President Adama Barrow has explained how he told former justice minister Abubacarr Tambadou that Essa Faal was using the TRRC for political gain.
The former justice minister tapped Mr Faal as the TRRC’s lead prosecutor in 2018 but President Barrow said on Wednesday he has always been suspicious of the lawyer.
The president told his supporters at his Buffer Zone rally: “When he was at the TRRC, my minister who brought Essa Faal which is Abubacarr Tambadou. When I observed how he was conducting the TRRC, I called the minister and told him this man that you brought is politicking at the TRRC. I told him he will seek the presidency. He told me he would not dare do that. I told him wallahi he will. He went and confronted him and he said he has no interest in politics. I told him a day will come when I will tell you again. But I knew it early. One day he came to see me. He said he wanted a land, a land government would allocate to him to build houses and sell them. When he came, I told him ‘the most popular person in Gambia has come to see me today’. I tried to speak to him about it but he said he is not that type of person. But I knew he was politicking.

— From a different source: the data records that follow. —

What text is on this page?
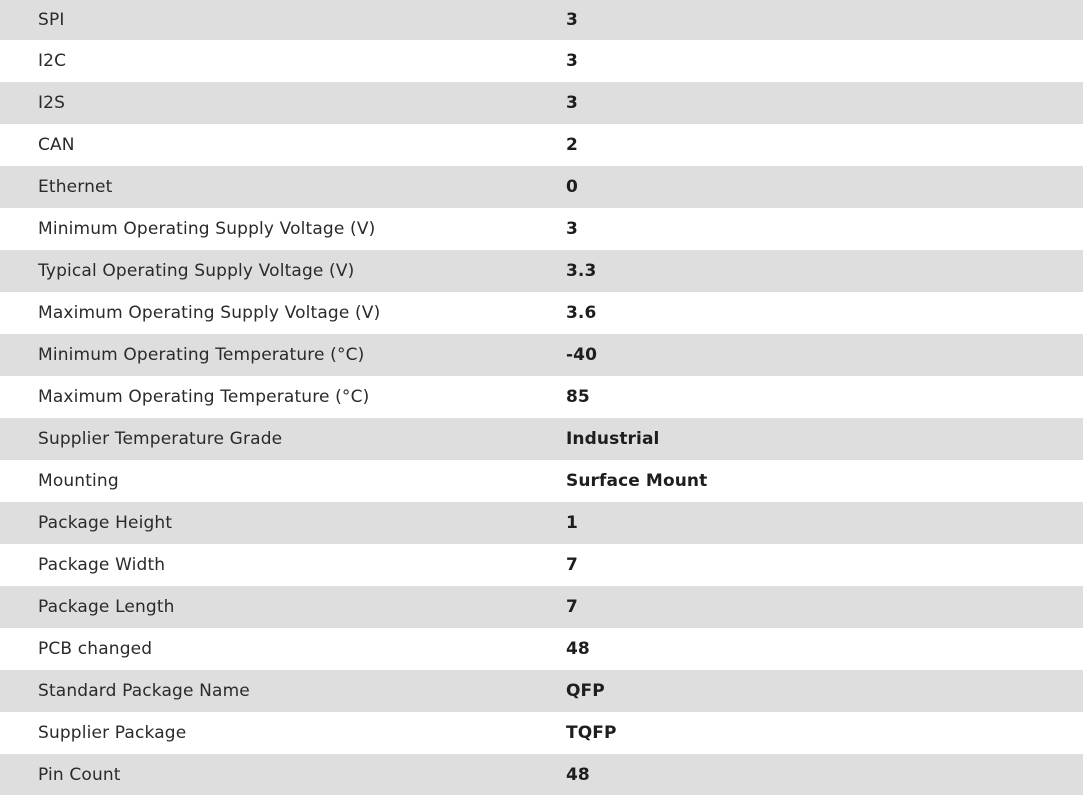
SPI	3
I2C	3
I2S	3
CAN	2
Ethernet	0
Minimum Operating Supply Voltage (V)	3
Typical Operating Supply Voltage (V)	3.3
Maximum Operating Supply Voltage (V)	3.6
Minimum Operating Temperature (°C)	-40
Maximum Operating Temperature (°C)	85
Supplier Temperature Grade	Industrial
Mounting	Surface Mount
Package Height	1
Package Width	7
Package Length	7
PCB changed	48
Standard Package Name	QFP
Supplier Package	TQFP
Pin Count	48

“But it’s unfortunate that someone who claims to be educated to be given a role involving victims… You should support those people but you’re using them for political gain. That is really unfortunate. You turned the TRRC into politics since that’s where he used for the whole Gambia to know him. And he is still using the TRRC to politic. But I want to tell the victims I will not use them for political gain. If I am looking for votes, I will look for it elsewhere than the TRRC and the victims who are aggrieved and hurt and need support. But let the victims know I am the architect of TRRC, I am the face of TRRC, I instituted it and I will be the one to implement it. Because I know on the 4th of December 2021, I will be the one who will win in this country. So let no one fool you. I will not politicize it as I don’t want cheap politics. You can’t take a knife and be stabbing someone in the back telling him you will help him when you will not.

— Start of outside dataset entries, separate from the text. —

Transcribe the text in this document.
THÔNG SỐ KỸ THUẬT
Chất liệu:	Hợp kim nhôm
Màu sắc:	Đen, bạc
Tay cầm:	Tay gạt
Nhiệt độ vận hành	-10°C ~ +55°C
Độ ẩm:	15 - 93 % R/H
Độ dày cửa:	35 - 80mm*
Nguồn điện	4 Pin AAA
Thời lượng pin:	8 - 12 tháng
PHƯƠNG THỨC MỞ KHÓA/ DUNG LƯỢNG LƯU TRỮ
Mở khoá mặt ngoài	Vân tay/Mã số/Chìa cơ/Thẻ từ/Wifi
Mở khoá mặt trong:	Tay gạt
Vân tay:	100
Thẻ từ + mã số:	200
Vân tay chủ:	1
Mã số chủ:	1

“I appointed him there but he benefitted more than the place did from him since he was being paid more than myself. His salary was D500,000 and my salary was D200,000. So he profited from there. If he wanted to help the TRRC people and the victims, he would have said he would volunteer and come and work for Gambia for free. That’s when we would know he has come to help. But he asked for a big pay and we paid him big money and he has now turned and using the TRRC for political gain.”